Loss and death around the kitchen
In Banana Yoshimoto’s Kitchen, the two stories - Kitchen and Moonlight Shadow - centre on a common theme of death and food. As a result of their personal loss, the two main protagonists of the stories, Mikage and Satsuki are somewhat pushed to forge and re-examine their relationships with the people around them who are connected to their loss both directly and indirectly. The various bonds are build through food, be it the act of making food in the kitchen, or eating them. Reading it actually reminded me of the classic film Tampopo - I suppose it shows how much the Japanese, or the Asian lifestyle revolves around food and the appreciation of food. Indeed.
Yoshimoto’s writing flows, making the book very easy to read. At times it even sounds childish, though I wonder if that’s the result of the translation. I don’t mean childish here in a bad way, but I think it makes the author more unique, existing in her own style different from that of Murakami Haruki, for instance, or other Western authors.
As stories go, I personally prefer Kitchen to Moonlight Shadow. Satsuki, in Moonlight Shadow felt the emcompassing loss of Hitoshi, her boyfriend due to an untimely death; but the physical and psychological ache she talks about over never being able to see him again, or how her soul just dies with him is foreign to me. In a way even suffocating, because of the words she used to evoke emotions that I don’t think I’m capable of feeling. Although I do understand about wanting to say goodbye for that one last time, no matter how elusive - the need for closure in order for one to move on.
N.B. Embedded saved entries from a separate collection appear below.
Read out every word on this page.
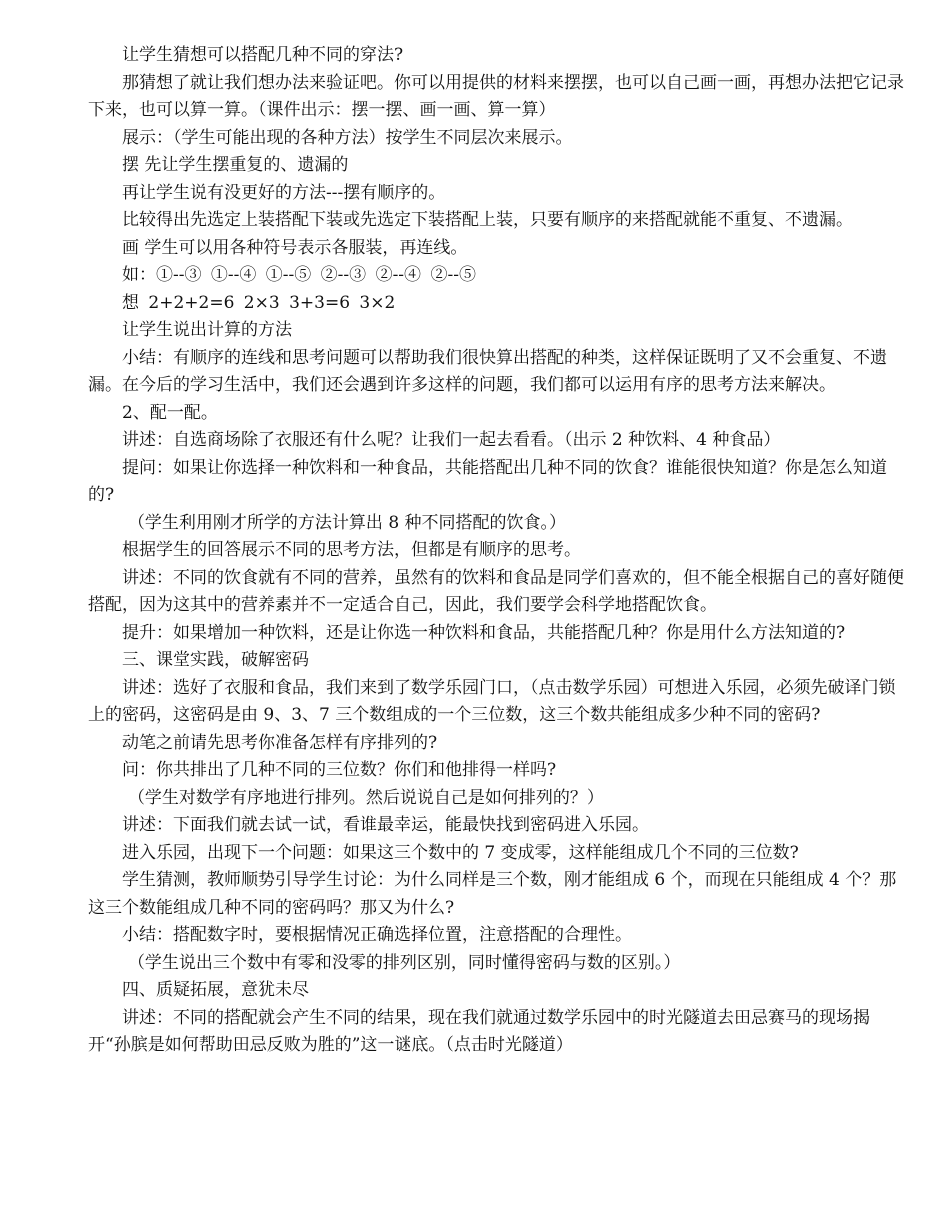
让学生猜想可以搭配几种不同的穿法?

那猜想了就让我们想办法来验证吧。你可以用提供的材料来摆摆，也可以自己画一画，再想办法把它记录下来，也可以算一算。（课件出示：摆一摆、画一画、算一算）

展示：（学生可能出现的各种方法）按学生不同层次来展示。

摆 先让学生摆重复的、遗漏的

再让学生说有没更好的方法---摆有顺序的。

比较得出先选定上装搭配下装或先选定下装搭配上装，只要有顺序的来搭配就能不重复、不遗漏。

画 学生可以用各种符号表示各服装，再连线。

如：①--③ ①--④ ①--⑤ ②--③ ②--④ ②--⑤

想 2+2+2=6 2×3 3+3=6 3×2

让学生说出计算的方法

小结：有顺序的连线和思考问题可以帮助我们很快算出搭配的种类，这样保证既明了又不会重复、不遗漏。在今后的学习生活中，我们还会遇到许多这样的问题，我们都可以运用有序的思考方法来解决。

2、配一配。

讲述：自选商场除了衣服还有什么呢？让我们一起去看看。（出示 2 种饮料、4 种食品）

提问：如果让你选择一种饮料和一种食品，共能搭配出几种不同的饮食？谁能很快知道？你是怎么知道的?

（学生利用刚才所学的方法计算出 8 种不同搭配的饮食。）

根据学生的回答展示不同的思考方法，但都是有顺序的思考。

讲述：不同的饮食就有不同的营养，虽然有的饮料和食品是同学们喜欢的，但不能全根据自己的喜好随便搭配，因为这其中的营养素并不一定适合自己，因此，我们要学会科学地搭配饮食。

提升：如果增加一种饮料，还是让你选一种饮料和食品，共能搭配几种？你是用什么方法知道的?

三、课堂实践，破解密码

讲述：选好了衣服和食品，我们来到了数学乐园门口，（点击数学乐园）可想进入乐园，必须先破译门锁上的密码，这密码是由 9、3、7 三个数组成的一个三位数，这三个数共能组成多少种不同的密码?

动笔之前请先思考你准备怎样有序排列的?

问：你共排出了几种不同的三位数？你们和他排得一样吗?

（学生对数学有序地进行排列。然后说说自己是如何排列的？）

讲述：下面我们就去试一试，看谁最幸运，能最快找到密码进入乐园。

进入乐园，出现下一个问题：如果这三个数中的 7 变成零，这样能组成几个不同的三位数?

学生猜测，教师顺势引导学生讨论：为什么同样是三个数，刚才能组成 6 个，而现在只能组成 4 个？那这三个数能组成几种不同的密码吗？那又为什么?

小结：搭配数字时，要根据情况正确选择位置，注意搭配的合理性。

（学生说出三个数中有零和没零的排列区别，同时懂得密码与数的区别。）

四、质疑拓展，意犹未尽

讲述：不同的搭配就会产生不同的结果，现在我们就通过数学乐园中的时光隧道去田忌赛马的现场揭开“孙膑是如何帮助田忌反败为胜的”这一谜底。（点击时光隧道）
On the other hand, Mikage’s story in Kitchen is more compelling. The death of her grandmother left her all alone in the world until Yuichi reached out one day to pull her from the brink, take her into his home to live with him and his flamboyant yet mysterious mother. What completely compels me is their relationship - growing from friends, to being two people who understand each other as a result of their profound loss having no one else left, and eventually to that of lovers. It wasn’t the all-encompassing love Satsuki felt for her boyfriend, but it was something that happened over time. A Mulder-and-Scully kind of love where two people are unknowingly thrown together as a result of something beyond their control, finally realising that they’re the only ones left in the world who understand one another completely. In a way they seem to exist in a world that is truly removed from the rest, even more so than the supernatural bent of the latter story.
Perhaps what sums up the book best, is a quote - one of my favourite passages from the book, ironically from the second story:
One caravan has stopped, another starts up. There are people I have yet to meet, others I’ll never see again. People who are gone before you know it, people who are just passing through.